Im WOLL Interview (vlnr): Mohammad Amini, Klajd Quazimi, Mirza Amini,
WOLL Mitarbeiter Berthold Zeppenfeld, Meinolf Ewers und Rita Stehling


Für alle drei Azubis gilt, dass sie derzeit keine Aussicht auf Anerkennung als Asylanten haben, da ihre Herkunftsländer als „sicher“ gelten. Während der Ausbildung sind sie in Deutschland geduldet. Sie hoffen, anschließend als Facharbeiter bleiben zu dürfen. Da sie um die Gefahren bei einer Rückkehr in ihre Heimat wissen, kommt diese Option für sie derzeit nicht in Frage.

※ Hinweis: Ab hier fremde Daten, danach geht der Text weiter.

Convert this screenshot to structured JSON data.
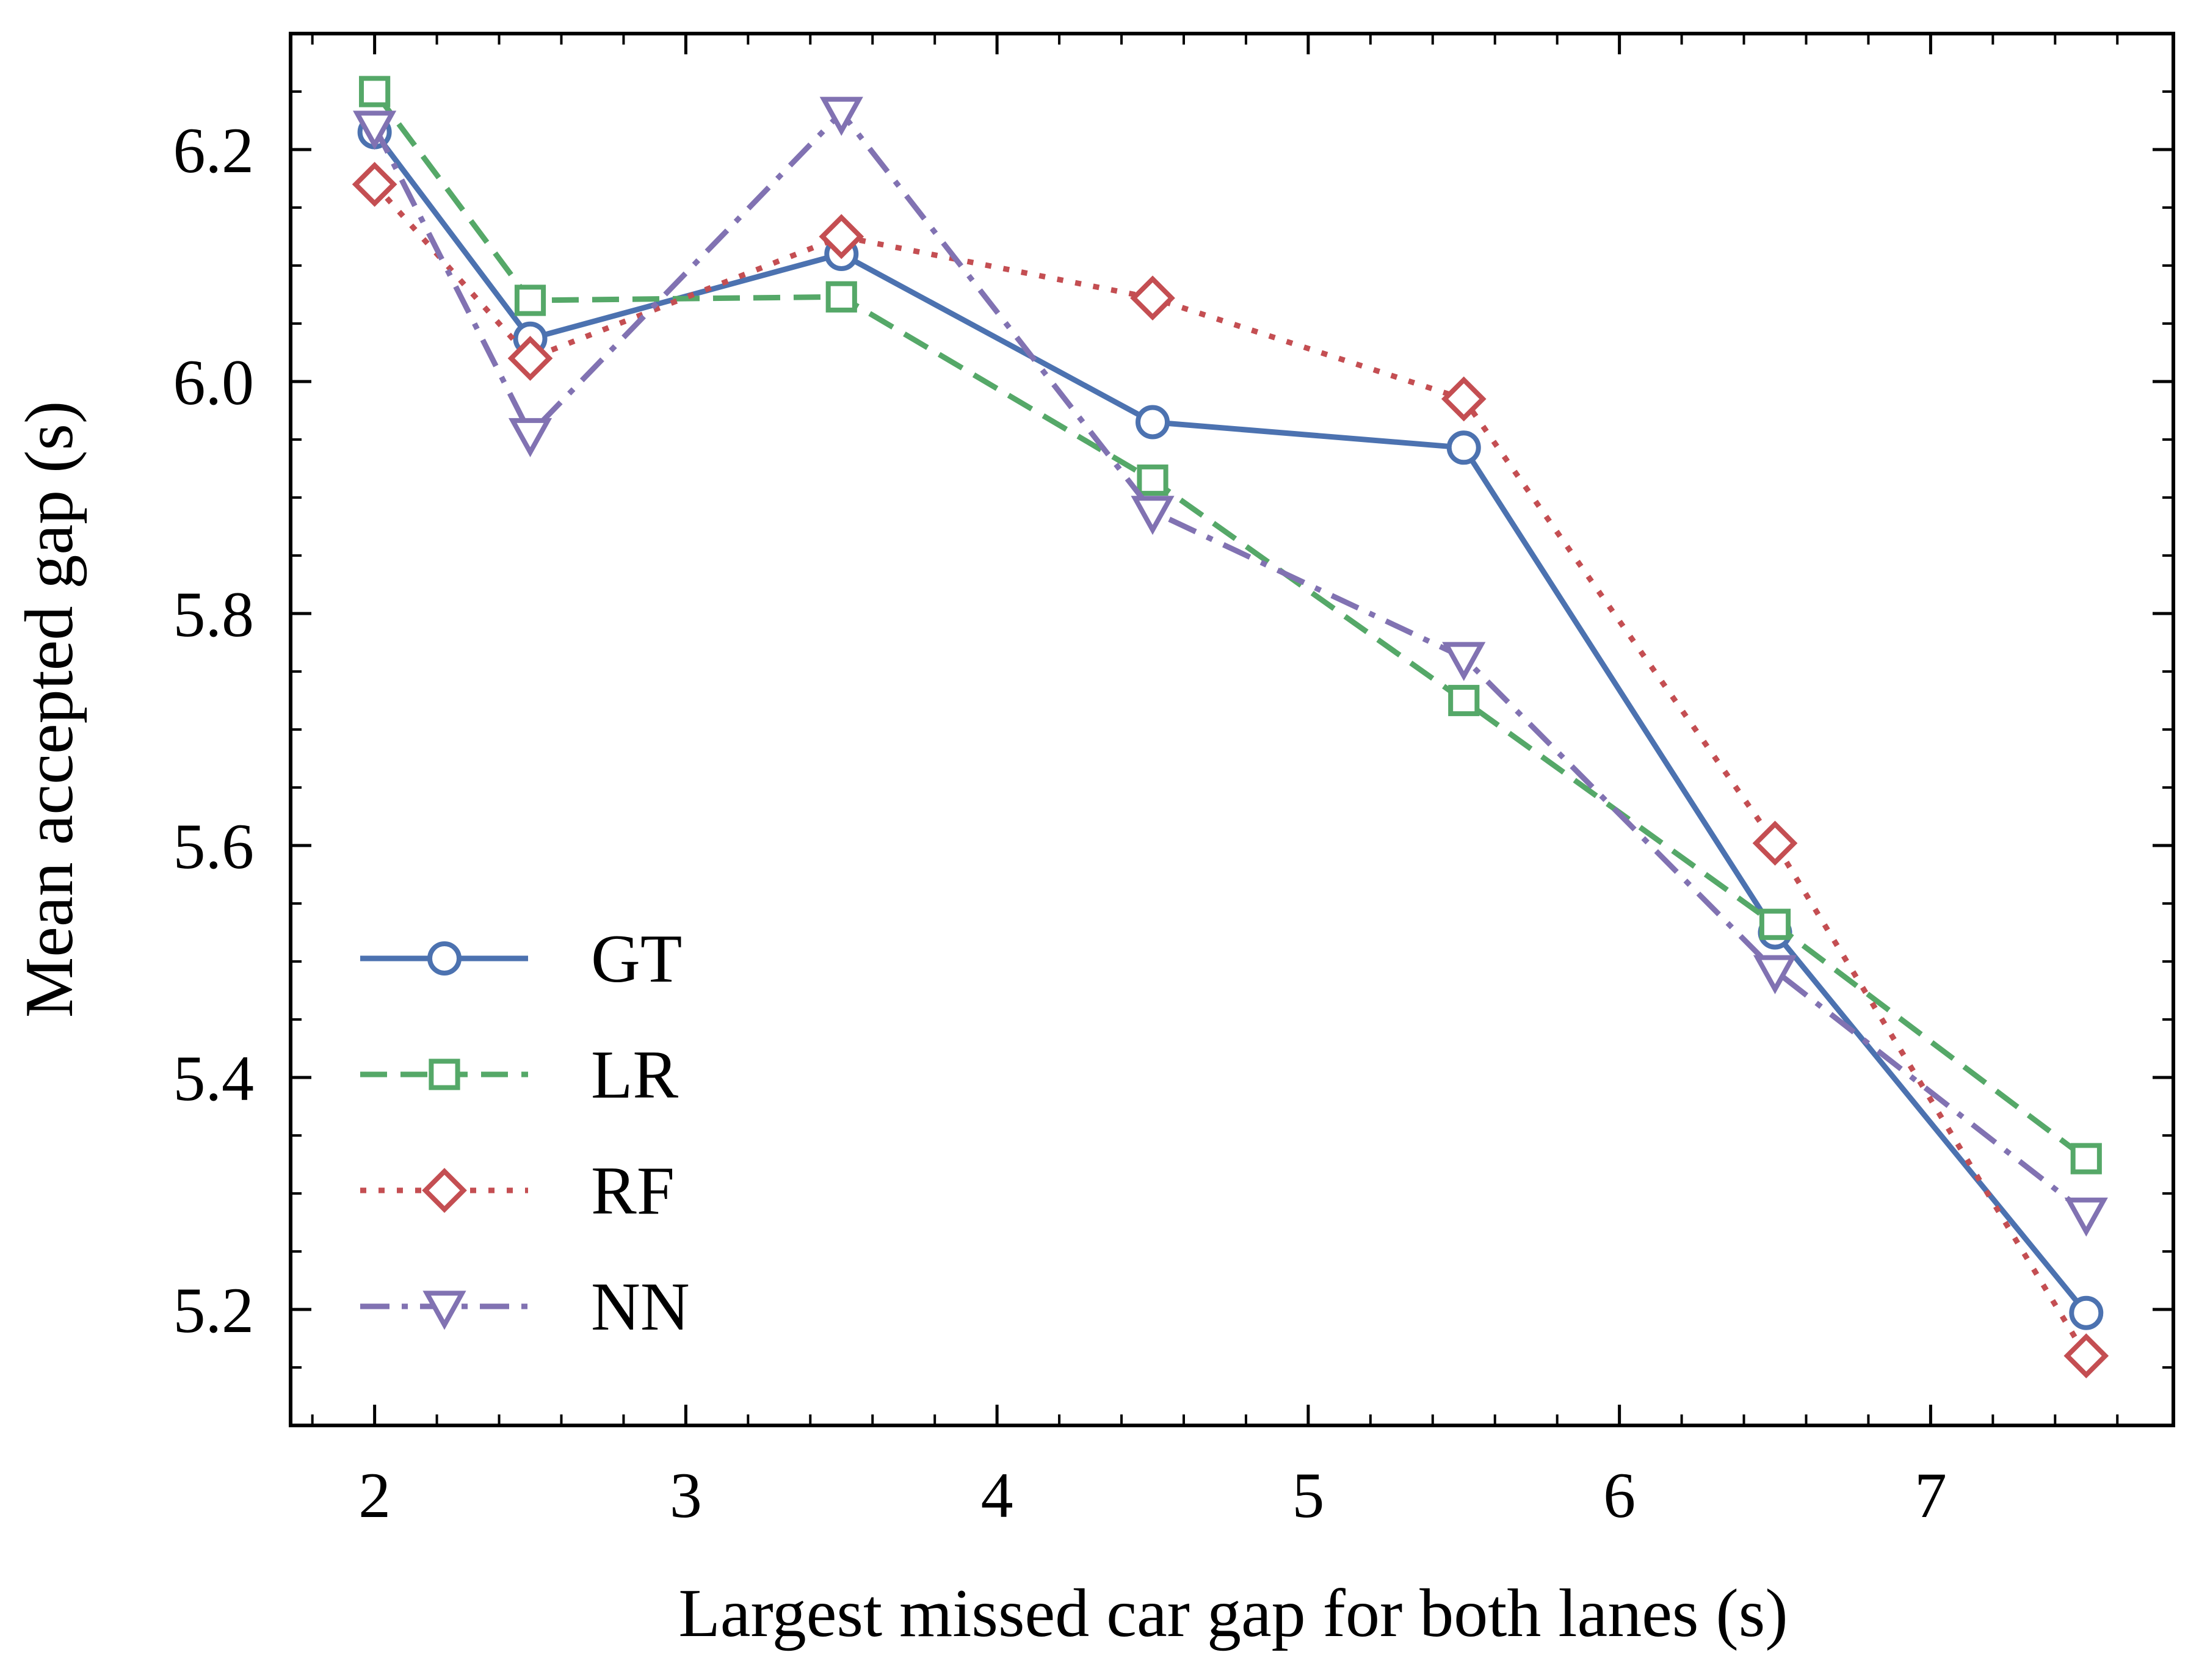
{
  "chart_data": {
    "type": "line",
    "xlabel": "Largest missed car gap for both lanes (s)",
    "ylabel": "Mean accepted gap (s)",
    "xlim": [
      1.73,
      7.78
    ],
    "ylim": [
      5.1,
      6.3
    ],
    "xticks": [
      2,
      3,
      4,
      5,
      6,
      7
    ],
    "yticks": [
      5.2,
      5.4,
      5.6,
      5.8,
      6.0,
      6.2
    ],
    "xtick_labels": [
      "2",
      "3",
      "4",
      "5",
      "6",
      "7"
    ],
    "ytick_labels": [
      "5.2",
      "5.4",
      "5.6",
      "5.8",
      "6.0",
      "6.2"
    ],
    "grid": false,
    "legend_position": "lower-left",
    "x": [
      2,
      2.5,
      3.5,
      4.5,
      5.5,
      6.5,
      7.5
    ],
    "series": [
      {
        "name": "GT",
        "values": [
          6.215,
          6.037,
          6.11,
          5.965,
          5.943,
          5.525,
          5.197
        ],
        "color": "#4c72b0",
        "dash": "solid",
        "marker": "circle"
      },
      {
        "name": "LR",
        "values": [
          6.25,
          6.07,
          6.073,
          5.915,
          5.725,
          5.532,
          5.33
        ],
        "color": "#55a868",
        "dash": "dashed",
        "marker": "square"
      },
      {
        "name": "RF",
        "values": [
          6.17,
          6.02,
          6.125,
          6.072,
          5.985,
          5.602,
          5.16
        ],
        "color": "#c44e52",
        "dash": "dotted",
        "marker": "diamond"
      },
      {
        "name": "NN",
        "values": [
          6.22,
          5.955,
          6.232,
          5.888,
          5.762,
          5.492,
          5.283
        ],
        "color": "#8172b2",
        "dash": "dashdot",
        "marker": "triangle-down"
      }
    ]
  }
}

Meinolf Ewers befürwortet in diesem Zusammenhang sehr die Verabschiedung eines Einwanderungsgesetzes für die Bundesrepublik und wünscht, dass die als „Spurwechsel“ bezeichnete Möglichkeit, die für gut integrierte Migranten ein dauerhaftes Aufenthaltsrecht vorsieht, möglichst bald in Kraft tritt.